この結果、2026年6月19日(本公開買付けの決済の開始日)付で、オムロンヘルスケアが所有する当社株式の議決権所有割合は95.88%となり、オムロンヘルスケアは当社の特別支配株主に該当することとなりました。
このような経緯を経て、当社は、オムロンヘルスケアより、本日付で、本意見表明報告書の「4.当該公開買付けに関する意見の内容、根拠及び理由等」の「(4)公開買付け後の組織再編等の方針」に記載のとおり、本取引の一環として、本株式等売渡請求を行う旨の通知を受領しました。
そして、当社はかかる通知を受け、本株式等売渡請求を承認するか否かについて、慎重に協議及び検討を行いました。

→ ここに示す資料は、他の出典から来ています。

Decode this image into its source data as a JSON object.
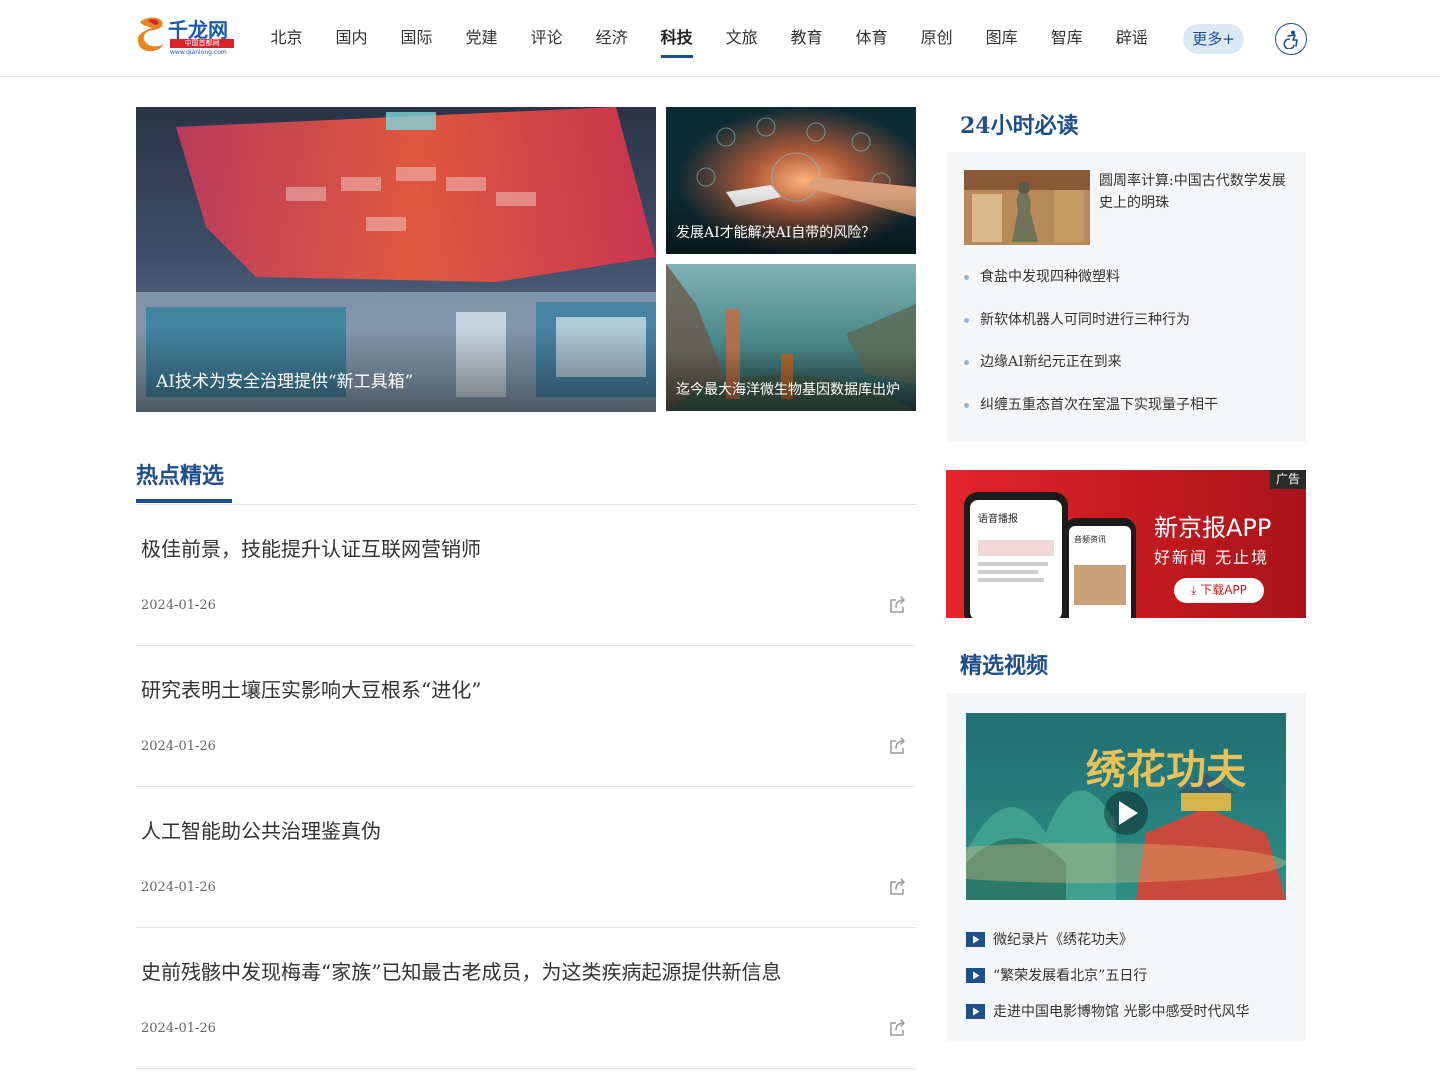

その結果、当社は、本日付の当社取締役会決議において、(ⅰ)本株式等売渡請求は本取引の一環として行われるものであるところ、当社は、2025年12月15日開催の取締役会及び2026年5月18日開催の取締役会において、本取引は当社の企業価値の向上に資すると判断しており、当該判断の基礎となった事情に変動が生じたと認めるに足りる特段の事情が見受けられないこと、(ⅱ)本株式等売渡対価は、本公開買付価格及び本新株予約権買付価格とそれぞれ同一の価格であること及び本意見表明報告書の「4.当該公開買付けに関する意見の内容、根拠及び理由等」の「(3)公開買付けの公正性を担保するための措置」に記載のとおり、本取引の公正性を担保するための措置が十分に講じられた上で、本意見表明報告書の「4.当該公開買付けに関する意見の内容、根拠及び理由等」の「(3)公開買付けの公正性を担保するための措置」の「③当社における独立した特別委員会の設置及び特別委員会からの答申書の取得」に記載のとおり、本特別委員会から取得した2025年12月12日付答申書及び2026年5月18日付答申書においても、本取引に係る手続の公正性及び本取引の条件の妥当性が確保されているものと認められると判断されていること等に鑑みれば、本売渡株主及び本売渡新株予約権者にとって合理的な価格であり、本売渡株主及び本売渡新株予約権者の利益を害することのないよう十分留意されていると考えられること、(ⅲ)オムロンヘルスケアは、本株式等売渡対価を、オムロンヘルスケアが保有する手元現預金を原資として支払うことを予定しており、当社としても、オムロンヘルスケアによる本株式等売渡対価の支払いのための資金の準備状況・確保手段は相当であり、本株式等売渡対価の交付の見込みがあると考えられること、(ⅳ)本株式等売渡対価の交付までの期間及び支払方法について不合理な点は認められないことから、本株式等売渡請求に係る取引条件は相当であると考えられること、(ⅴ)本公開買付けの開始以降本日に至るまで当社の企業価値に重大な変更は生じていないこと等を踏まえ、本株式等売渡請求は、本売渡株主及び本売渡新株予約権者の利益に配慮したものであり、本株式等売渡請求の条件等は適正であると判断し、オムロンヘルスケアからの通知のとおり、本株式等売渡請求を承認する旨の決議をいたしました。